Proteostasis, Chaperones & Protein Degradation

Protein homeostasis, or proteostasis, refers to the ability of cells to properly regulate the synthesis, folding, trafficking and degradation of cellular proteins, and is often dysregulated in cancer and other diseases.

Of particular interest to scientists at Ranok Therapeutics are the roles played in proteostasis by complexes composed of chaperone and co-chaperone proteins. Chaperones mediate the proper folding, stability and/or activation states of their substrate proteins. These substrates include many key cellular regulatory proteins, such as growth factor receptors, protein kinases and transcription factors. Importantly, mutations that have been implicated in the development of cancer are often found in chaperone substrates. Stabilization of such aberrant oncoproteins by chaperones can prevent their degradation and promote the growth and survival of cancer cells.

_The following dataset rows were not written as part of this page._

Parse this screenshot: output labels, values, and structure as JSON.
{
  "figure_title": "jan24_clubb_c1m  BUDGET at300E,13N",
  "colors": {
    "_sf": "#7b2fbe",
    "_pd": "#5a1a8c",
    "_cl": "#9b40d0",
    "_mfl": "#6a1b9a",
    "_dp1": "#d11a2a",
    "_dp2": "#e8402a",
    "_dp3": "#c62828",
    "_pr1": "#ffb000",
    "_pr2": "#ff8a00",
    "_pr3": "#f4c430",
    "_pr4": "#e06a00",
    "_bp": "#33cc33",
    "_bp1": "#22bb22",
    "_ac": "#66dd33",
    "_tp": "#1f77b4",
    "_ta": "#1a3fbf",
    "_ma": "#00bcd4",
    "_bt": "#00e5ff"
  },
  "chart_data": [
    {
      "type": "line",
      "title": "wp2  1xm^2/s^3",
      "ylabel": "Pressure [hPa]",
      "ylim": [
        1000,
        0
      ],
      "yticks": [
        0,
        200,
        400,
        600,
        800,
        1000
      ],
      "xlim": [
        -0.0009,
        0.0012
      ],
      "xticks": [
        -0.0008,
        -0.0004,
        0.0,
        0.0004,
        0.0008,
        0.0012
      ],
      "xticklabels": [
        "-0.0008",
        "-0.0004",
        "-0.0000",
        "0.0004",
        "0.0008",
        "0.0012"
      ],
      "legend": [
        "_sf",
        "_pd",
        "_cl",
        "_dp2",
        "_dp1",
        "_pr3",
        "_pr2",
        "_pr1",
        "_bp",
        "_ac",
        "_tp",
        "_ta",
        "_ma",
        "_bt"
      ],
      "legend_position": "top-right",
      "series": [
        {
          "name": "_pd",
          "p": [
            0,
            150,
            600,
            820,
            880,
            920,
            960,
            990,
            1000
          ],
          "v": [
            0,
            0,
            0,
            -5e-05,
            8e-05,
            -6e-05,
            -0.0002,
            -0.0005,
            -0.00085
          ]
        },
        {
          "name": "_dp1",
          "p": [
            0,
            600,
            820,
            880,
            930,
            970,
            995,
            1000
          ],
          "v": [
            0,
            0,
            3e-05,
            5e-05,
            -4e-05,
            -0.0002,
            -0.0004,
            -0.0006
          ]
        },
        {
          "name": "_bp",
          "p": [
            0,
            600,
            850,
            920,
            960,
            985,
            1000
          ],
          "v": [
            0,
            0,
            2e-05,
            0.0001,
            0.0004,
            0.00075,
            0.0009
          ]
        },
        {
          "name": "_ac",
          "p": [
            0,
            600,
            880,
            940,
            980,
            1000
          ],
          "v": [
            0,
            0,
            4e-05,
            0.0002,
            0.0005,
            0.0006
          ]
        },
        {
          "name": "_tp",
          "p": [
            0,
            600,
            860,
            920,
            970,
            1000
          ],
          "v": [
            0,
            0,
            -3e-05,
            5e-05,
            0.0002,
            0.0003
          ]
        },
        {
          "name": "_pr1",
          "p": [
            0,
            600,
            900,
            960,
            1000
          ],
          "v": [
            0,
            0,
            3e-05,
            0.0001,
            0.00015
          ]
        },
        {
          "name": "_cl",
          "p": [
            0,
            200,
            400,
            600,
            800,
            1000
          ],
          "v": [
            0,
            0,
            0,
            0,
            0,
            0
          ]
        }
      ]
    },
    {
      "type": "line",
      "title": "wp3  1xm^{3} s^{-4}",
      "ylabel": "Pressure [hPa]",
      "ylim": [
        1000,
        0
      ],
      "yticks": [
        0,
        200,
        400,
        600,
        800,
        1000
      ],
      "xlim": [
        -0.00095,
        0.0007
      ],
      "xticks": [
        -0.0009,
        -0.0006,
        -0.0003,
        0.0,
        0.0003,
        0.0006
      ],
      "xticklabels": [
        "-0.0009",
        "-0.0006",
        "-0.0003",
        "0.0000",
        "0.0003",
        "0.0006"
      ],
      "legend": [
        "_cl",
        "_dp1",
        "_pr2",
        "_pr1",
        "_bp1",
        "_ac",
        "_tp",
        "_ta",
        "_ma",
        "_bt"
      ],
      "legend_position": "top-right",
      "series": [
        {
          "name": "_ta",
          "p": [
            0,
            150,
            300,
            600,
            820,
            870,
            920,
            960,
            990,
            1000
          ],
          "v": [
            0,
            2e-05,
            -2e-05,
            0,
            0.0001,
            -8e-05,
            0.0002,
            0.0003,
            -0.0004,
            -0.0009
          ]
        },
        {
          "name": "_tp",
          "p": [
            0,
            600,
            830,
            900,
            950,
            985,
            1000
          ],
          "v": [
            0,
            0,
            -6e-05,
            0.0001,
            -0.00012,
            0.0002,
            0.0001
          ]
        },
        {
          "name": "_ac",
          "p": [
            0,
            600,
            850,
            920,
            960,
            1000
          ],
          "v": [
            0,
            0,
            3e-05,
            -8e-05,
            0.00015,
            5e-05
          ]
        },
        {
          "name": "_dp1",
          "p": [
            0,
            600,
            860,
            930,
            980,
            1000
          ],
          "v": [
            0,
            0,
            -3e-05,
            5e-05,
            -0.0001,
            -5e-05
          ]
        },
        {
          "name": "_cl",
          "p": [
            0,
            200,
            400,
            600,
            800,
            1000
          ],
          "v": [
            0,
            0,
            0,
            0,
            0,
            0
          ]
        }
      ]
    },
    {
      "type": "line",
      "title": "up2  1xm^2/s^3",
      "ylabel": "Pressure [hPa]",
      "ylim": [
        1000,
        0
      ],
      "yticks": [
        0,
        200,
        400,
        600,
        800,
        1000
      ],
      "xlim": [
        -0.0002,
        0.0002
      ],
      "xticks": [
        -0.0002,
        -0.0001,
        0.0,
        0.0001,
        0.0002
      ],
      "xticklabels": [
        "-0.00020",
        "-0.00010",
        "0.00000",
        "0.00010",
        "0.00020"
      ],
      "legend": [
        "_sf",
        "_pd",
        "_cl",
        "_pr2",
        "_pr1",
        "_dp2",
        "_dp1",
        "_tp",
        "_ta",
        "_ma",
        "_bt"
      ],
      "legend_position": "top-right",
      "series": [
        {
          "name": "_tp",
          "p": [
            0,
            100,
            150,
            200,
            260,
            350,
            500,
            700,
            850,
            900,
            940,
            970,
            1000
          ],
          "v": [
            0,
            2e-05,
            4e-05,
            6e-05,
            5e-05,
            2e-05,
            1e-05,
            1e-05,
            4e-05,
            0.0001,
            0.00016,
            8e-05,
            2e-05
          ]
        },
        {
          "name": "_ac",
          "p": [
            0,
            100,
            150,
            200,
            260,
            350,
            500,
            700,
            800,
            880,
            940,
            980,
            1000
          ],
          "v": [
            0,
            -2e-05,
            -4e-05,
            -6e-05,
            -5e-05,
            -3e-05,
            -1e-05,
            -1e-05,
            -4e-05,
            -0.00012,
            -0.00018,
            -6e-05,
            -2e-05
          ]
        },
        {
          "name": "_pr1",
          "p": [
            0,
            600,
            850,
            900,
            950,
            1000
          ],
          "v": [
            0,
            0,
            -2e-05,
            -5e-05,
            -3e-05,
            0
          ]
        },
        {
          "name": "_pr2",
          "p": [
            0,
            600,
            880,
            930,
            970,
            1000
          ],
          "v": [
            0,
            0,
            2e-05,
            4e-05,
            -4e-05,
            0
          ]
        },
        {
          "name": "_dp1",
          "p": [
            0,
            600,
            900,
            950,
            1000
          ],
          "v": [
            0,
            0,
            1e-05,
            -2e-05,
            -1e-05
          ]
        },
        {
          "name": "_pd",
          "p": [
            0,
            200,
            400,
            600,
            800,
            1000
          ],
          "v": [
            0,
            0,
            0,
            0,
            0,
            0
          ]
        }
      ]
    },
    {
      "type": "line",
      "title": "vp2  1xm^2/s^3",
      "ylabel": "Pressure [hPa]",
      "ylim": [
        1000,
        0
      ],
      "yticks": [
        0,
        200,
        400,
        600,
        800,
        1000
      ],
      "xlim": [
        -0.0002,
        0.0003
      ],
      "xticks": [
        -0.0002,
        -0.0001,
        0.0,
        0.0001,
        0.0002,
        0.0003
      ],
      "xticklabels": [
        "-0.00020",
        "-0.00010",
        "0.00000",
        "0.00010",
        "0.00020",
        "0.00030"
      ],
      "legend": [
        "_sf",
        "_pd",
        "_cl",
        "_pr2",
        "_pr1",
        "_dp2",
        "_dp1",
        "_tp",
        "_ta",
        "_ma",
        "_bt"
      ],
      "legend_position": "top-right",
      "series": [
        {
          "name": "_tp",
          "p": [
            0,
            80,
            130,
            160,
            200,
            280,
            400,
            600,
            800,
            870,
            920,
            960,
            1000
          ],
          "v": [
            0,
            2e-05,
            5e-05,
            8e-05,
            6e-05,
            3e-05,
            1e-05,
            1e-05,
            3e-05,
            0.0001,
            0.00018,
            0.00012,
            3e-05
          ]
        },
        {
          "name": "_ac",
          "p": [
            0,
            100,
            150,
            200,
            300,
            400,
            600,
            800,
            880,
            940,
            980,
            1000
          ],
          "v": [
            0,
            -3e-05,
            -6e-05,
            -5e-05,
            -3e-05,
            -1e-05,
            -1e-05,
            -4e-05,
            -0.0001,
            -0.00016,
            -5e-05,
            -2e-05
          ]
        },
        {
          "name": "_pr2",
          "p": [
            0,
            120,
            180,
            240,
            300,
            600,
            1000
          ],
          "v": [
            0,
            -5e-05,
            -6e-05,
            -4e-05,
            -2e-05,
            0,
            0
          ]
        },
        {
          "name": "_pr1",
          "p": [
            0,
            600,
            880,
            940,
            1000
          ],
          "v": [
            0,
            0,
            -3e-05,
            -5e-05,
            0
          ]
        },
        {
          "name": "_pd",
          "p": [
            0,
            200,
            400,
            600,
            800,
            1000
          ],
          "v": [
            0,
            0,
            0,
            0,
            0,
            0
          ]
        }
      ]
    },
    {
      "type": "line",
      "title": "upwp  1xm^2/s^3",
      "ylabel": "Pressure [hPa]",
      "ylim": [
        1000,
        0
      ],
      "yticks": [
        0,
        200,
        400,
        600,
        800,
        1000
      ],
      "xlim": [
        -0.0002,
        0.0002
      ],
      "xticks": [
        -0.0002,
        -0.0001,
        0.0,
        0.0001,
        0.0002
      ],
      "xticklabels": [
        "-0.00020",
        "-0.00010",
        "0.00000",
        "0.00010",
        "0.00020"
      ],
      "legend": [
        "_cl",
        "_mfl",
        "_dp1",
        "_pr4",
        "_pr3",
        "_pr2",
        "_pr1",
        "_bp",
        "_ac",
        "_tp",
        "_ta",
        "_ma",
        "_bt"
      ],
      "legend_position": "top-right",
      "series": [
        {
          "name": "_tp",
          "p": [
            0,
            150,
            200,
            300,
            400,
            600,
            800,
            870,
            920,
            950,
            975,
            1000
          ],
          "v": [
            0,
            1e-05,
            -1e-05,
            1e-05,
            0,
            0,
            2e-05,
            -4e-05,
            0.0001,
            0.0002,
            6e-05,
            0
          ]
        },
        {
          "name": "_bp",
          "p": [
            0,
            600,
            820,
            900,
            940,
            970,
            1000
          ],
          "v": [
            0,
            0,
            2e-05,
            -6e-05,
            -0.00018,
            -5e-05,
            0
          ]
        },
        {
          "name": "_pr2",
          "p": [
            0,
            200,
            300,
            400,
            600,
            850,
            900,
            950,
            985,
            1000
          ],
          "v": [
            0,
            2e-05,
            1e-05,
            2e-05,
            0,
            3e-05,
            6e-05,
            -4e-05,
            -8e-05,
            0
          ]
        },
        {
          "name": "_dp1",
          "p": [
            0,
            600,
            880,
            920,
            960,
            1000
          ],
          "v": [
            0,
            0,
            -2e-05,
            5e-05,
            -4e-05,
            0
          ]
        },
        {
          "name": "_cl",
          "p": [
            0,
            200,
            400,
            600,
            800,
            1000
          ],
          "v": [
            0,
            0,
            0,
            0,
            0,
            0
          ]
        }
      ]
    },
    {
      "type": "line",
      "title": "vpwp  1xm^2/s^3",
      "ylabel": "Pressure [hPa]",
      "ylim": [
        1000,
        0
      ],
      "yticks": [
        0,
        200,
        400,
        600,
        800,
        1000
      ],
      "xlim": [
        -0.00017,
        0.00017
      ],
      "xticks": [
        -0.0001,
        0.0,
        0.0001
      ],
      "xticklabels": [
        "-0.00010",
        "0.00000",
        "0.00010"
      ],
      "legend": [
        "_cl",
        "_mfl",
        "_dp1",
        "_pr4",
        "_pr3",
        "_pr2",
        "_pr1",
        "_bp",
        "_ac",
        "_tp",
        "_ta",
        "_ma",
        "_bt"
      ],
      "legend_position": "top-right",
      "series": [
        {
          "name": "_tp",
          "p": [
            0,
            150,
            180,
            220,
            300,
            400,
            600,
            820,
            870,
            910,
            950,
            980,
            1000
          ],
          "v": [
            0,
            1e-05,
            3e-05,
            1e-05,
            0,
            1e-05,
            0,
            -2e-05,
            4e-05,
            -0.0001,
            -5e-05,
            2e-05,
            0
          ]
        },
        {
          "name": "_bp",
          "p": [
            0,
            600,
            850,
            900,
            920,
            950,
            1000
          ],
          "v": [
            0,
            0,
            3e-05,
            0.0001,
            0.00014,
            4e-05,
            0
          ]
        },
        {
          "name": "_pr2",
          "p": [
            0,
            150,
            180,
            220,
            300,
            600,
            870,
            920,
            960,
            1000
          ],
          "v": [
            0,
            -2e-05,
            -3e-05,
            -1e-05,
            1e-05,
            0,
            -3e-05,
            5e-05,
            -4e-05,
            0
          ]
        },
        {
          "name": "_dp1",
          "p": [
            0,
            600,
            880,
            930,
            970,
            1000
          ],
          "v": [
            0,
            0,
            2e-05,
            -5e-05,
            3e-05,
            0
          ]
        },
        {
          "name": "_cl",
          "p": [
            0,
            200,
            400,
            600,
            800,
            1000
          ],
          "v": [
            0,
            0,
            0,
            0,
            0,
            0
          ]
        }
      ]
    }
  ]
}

In some cases, chaperones can also recognize misfolded proteins and direct them towards degradation by the ubiquitin-proteasome system (UPS). The UPS is a major cellular pathway mediating the disposal of unwanted proteins. This occurs by the process of ubiquitination, when a chain of small ubiquitin proteins are attached to a substrate protein by an E2 ubiquitin-conjugating enzyme and one of several hundred different E3 ubiquitin ligase enzymes. Such ubiquitin-tagged proteins can then be delivered to the proteasome for degradation and metabolic recycling. The ability of some chaperones to direct proteins towards the UPS is facilitated by their direct interaction with many different E3 ubiquitin ligases.

Ranok’s proprietary CHAMP™ platform technology is based on our founder’s extensive background in proteostasis research.